At the end of the day if the goal is to minimize the time to climb you want to maximize the area under the power curve over the range of the climb. That means that torque required on the initial wrap should be 1/2 stall torque - “X” and at the final wrap 1/2 stall torque + “x”.

It would be preferred that the torque required stayed at 1/2 stall throughout the climb and thus keep the motor operating at peak power. That of course is one of the reasons why CVTs are becoming quite common in modern automobiles. It allows them to keep the engine operating at peak power when maximum acceleration is commanded.

Thanks so much for the advice. We have 1/2 Hex Output Shaft, but the other end of the output shaft is not secured. Last time we climbed, the climber almost pulled itself off the mount but the gearbox remained intact. We were extremely lucky. Now we are thinking about reducing the ratio to 40:1 and securing the other end of the shaft and the mount.

Thank you for the advice. At our last competition, we put the ratcheting wrench backwards on our climber and we did not have a limiting current, so the CIM almost pulled the motor and gearbox off the mount. Should we set our limit to 130 amps as the stall current is at 131 amps, or should it be lower? How do we determine the limit?

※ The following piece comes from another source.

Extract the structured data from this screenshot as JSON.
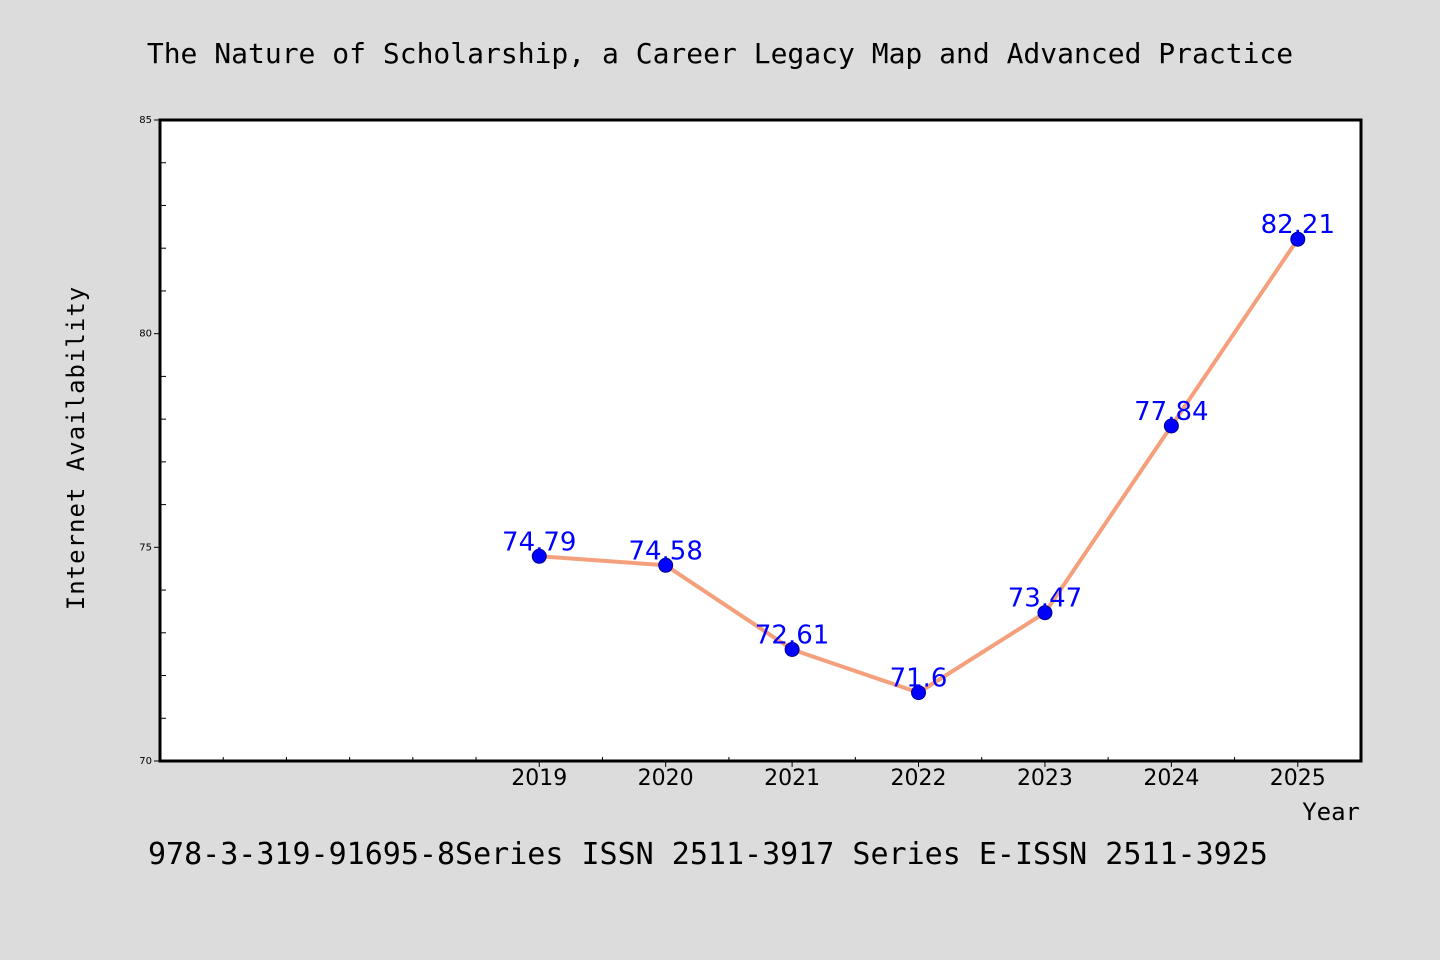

We’re currently running a mini-CIM geared 50:1 for our climber (1.125’’ drum diameter), and a 50 amp current limit has worked just fine for us. You can probably figure out a ballpark estimate by scaling appropriately to your system.

If you’re using a Talon SRX, you can implement a current cap that the motor controller will not exceed - else, you can program the motor to shut off entirely if the current limit is exceeded. We do the latter, but also have releasing and re-pressing the climb button restart the climber.

Thanks for those helpful information. We sewed velcro to a strap, so our rope is very thin. Our spool spreads all the way across the side of our robot so it does not fold up too much over itself and change the radius by too much.

I have been looking for this calculator. Thank you. I think we will do 40:1 versaplanatary with a current limit at 65 amps.